Can't reliably deploy in 2024
Hey folks,
I can't deploy this project using tag v2.6.0 because it has a python37 constraint, appengine barks at that. Deploying from master using python311 goes much further but has completely undocumented requirements like the terraform/k8s code that doesn't work out of the box. Do you guys have some more recent documentation to add to the project that we non-googlers could deploy to GCP?
@dantecl can you drill down on what exactly does not work out of the box, as far as K8S and Terraform go?
When I generate the config, none of the terraform code gets copied over. If I copy it manually, I have to fill out the variables file, and then the deploy process does not actually create any of the resources. I've resorted to deploying it with --target appengine to bypass the terraform stage, and most of the cronjobs in appengine fail with 404 to the cron-service service.
Re crons, they are supposed to run on Kubernetes, so it is not expected that appengine would succeed.
As far as the overall deployment goes, we have a pending project that will replace butler.py for terraform while bootstrapping the infrastructure, so I suggest you follow #3788. Since the deployment strategy will change, docs will be out once this lands.
Also, on the terraform deployment, with -target=module.clusterfuzz it does not create anything, and if I remove it, it does "Plan: 7 to add, 0 to change, 0 to destroy" with it trying to clobber my existing VPC, subnet and NAT gateway. I'll follow #3788 for updates, do you have any idea on timeframes?
This issue has not had any activity for 60 days and will be automatically closed in two weeks
I second @dantecl request. I've moved further in deployment by crafting my own config based on infra/k8s and infra/terraform but there're more issues coming:
- some indexes are not added to src/appengine/index.yaml (e.g. WindowRateLimitTask)
- some services are not activated at the time of create_config (e.g. secrets manager)
- secrets (gcs-signer-key) are not added at create_config stage
Got stuck on the last problem as I'm not sure what the key should be.
@vitorguidi @jonathanmetzman are there any timelines on switching to new deployment scripts? Anything we could help with to let the project become deployable again for new setups?
Hey there.
I am currently working in bootstrapping a development environment for our own use. This will probably help out with these deployment pains.
As far as helping us out, please document all the problems you are facing in this issue. If you end up solving stuff on your own, please let us know how you did it.
Re timelines, it is hard to estimate a completion date because this is a section of the system I am unfamiliar with, but there is active effort in this problem right now.

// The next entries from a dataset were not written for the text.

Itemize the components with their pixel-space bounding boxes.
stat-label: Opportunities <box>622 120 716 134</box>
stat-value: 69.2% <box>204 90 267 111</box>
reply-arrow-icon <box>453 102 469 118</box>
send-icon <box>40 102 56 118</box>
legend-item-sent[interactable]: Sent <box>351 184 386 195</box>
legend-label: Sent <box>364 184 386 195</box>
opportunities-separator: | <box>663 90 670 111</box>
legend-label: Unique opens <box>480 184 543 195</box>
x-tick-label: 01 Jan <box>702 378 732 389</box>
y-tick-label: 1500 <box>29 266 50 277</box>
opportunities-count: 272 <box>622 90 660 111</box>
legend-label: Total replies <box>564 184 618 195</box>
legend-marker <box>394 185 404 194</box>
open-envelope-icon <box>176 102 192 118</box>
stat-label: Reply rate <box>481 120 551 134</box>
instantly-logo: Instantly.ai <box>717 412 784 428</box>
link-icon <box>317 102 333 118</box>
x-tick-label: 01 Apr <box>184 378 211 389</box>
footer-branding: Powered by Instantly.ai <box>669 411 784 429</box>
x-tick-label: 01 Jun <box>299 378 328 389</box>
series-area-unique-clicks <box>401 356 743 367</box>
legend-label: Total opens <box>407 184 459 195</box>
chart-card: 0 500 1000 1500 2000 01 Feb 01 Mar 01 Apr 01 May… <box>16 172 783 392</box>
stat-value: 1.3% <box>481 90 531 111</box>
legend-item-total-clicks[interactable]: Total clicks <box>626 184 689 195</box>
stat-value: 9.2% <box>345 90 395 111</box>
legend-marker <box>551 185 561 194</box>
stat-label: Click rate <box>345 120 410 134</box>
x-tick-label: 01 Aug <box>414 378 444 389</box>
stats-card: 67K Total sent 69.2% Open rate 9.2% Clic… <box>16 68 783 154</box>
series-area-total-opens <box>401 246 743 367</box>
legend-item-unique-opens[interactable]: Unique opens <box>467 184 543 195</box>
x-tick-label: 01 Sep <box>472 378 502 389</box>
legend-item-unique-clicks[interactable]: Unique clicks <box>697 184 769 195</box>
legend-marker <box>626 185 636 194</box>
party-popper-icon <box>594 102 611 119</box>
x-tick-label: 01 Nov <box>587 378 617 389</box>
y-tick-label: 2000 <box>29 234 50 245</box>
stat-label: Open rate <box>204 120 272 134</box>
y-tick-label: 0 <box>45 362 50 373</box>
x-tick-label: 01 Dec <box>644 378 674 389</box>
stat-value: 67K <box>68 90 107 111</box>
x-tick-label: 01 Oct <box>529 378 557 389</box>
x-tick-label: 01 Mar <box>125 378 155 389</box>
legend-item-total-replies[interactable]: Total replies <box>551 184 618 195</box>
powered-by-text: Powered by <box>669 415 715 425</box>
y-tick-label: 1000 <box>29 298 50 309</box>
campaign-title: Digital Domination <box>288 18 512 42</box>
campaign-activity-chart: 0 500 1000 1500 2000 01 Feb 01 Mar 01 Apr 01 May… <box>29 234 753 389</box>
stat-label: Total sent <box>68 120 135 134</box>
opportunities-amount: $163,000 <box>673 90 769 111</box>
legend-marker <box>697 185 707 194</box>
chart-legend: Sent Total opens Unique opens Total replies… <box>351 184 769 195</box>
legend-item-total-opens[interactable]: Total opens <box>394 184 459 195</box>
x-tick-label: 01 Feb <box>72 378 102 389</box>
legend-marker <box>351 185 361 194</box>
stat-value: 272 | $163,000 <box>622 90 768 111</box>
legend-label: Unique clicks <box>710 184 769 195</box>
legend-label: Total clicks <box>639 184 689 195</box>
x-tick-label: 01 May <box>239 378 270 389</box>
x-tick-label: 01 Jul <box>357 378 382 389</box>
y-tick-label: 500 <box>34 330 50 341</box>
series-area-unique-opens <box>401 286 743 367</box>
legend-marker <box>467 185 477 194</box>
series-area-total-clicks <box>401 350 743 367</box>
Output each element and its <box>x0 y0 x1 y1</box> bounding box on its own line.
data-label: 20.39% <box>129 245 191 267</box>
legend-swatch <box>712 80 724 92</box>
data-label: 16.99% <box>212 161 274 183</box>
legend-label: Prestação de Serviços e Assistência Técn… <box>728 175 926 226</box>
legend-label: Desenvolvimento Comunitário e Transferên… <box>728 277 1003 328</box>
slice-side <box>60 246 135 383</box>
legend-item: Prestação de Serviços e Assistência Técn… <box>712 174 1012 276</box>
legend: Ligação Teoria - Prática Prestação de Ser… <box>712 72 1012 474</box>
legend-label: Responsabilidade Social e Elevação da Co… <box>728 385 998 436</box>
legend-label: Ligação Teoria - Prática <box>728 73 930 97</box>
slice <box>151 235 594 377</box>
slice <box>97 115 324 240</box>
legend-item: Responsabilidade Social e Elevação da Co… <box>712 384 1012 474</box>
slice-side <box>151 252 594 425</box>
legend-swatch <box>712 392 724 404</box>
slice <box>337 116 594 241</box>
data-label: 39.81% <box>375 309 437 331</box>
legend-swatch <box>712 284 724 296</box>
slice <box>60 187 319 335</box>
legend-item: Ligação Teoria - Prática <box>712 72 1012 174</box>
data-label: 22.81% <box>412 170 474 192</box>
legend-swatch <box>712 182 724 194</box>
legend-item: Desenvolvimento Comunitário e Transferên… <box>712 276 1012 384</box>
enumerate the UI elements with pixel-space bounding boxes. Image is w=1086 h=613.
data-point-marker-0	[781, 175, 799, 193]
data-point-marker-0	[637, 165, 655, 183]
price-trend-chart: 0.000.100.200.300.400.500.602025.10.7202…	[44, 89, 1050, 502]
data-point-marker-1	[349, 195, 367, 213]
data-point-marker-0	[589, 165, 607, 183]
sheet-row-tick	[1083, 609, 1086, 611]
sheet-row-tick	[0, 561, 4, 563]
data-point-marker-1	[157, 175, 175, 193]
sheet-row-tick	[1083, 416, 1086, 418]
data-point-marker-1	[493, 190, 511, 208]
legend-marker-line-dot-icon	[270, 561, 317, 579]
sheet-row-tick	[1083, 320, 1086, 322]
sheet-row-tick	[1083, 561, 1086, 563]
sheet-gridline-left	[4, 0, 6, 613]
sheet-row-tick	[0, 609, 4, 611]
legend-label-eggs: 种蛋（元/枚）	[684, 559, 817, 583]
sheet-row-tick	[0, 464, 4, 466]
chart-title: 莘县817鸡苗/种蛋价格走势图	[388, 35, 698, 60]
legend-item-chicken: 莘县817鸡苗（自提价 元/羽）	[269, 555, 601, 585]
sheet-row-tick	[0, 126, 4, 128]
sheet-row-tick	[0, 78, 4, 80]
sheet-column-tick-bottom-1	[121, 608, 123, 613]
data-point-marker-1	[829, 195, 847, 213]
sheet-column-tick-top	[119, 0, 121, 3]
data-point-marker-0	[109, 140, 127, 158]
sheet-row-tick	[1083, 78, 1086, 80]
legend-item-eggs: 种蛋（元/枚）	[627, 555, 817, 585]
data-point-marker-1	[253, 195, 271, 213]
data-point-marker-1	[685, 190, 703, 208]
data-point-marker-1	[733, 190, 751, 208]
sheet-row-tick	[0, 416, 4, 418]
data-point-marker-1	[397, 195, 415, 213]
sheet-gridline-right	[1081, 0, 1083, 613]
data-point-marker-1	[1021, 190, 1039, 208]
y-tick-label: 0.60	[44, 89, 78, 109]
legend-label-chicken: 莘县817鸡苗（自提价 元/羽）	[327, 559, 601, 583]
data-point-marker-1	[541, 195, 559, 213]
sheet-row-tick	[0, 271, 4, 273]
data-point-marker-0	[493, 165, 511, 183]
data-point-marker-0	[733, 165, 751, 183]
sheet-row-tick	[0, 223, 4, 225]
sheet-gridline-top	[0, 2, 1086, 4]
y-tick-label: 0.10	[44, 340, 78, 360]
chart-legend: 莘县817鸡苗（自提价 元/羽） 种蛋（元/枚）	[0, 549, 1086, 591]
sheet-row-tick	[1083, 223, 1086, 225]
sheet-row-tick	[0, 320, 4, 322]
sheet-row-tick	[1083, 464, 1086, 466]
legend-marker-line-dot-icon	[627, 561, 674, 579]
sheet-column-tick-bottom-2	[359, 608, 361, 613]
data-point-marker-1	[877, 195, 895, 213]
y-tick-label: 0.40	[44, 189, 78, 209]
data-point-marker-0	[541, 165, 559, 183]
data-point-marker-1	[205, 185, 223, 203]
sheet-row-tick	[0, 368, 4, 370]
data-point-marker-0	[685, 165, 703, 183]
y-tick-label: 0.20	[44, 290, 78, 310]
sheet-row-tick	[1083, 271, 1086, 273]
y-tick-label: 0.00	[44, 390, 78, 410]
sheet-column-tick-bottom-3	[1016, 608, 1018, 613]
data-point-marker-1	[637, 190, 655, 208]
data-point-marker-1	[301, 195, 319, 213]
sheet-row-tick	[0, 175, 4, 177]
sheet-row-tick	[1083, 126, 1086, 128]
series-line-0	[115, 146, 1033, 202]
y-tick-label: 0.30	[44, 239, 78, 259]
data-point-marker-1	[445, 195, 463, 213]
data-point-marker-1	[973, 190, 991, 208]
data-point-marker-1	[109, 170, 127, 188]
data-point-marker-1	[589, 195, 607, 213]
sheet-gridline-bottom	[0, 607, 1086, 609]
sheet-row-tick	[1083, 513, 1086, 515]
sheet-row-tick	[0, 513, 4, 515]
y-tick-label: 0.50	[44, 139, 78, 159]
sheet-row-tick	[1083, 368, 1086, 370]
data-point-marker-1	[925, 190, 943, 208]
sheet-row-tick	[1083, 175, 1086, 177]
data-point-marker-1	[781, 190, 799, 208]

Work on create config will be here > https://github.com/google/clusterfuzz/pull/4724
@varseand
I second @dantecl request. I've moved further in deployment by crafting my own config based on infra/k8s and infra/terraform but there're more issues coming:
- some indexes are not added to src/appengine/index.yaml (e.g. WindowRateLimitTask)
- some services are not activated at the time of create_config (e.g. secrets manager)
- secrets (gcs-signer-key) are not added at create_config stage
Got stuck on the last problem as I'm not sure what the key should be.
@vitorguidi @jonathanmetzman are there any timelines on switching to new deployment scripts? Anything we could help with to let the project become deployable again for new setups?
Re the secret, it is supposed to contain the json service account token from a service account with GCS permissions, so that the presign can happen during preprocess stage of tasks.
Re the index, the only one that I saw fail so far is the window rate limit task you mentioned. I added it in the PR I mentioned and the trouble went away.
This feedback on what goes wrong when you try to deploy is important to us, please send more our way as you go =)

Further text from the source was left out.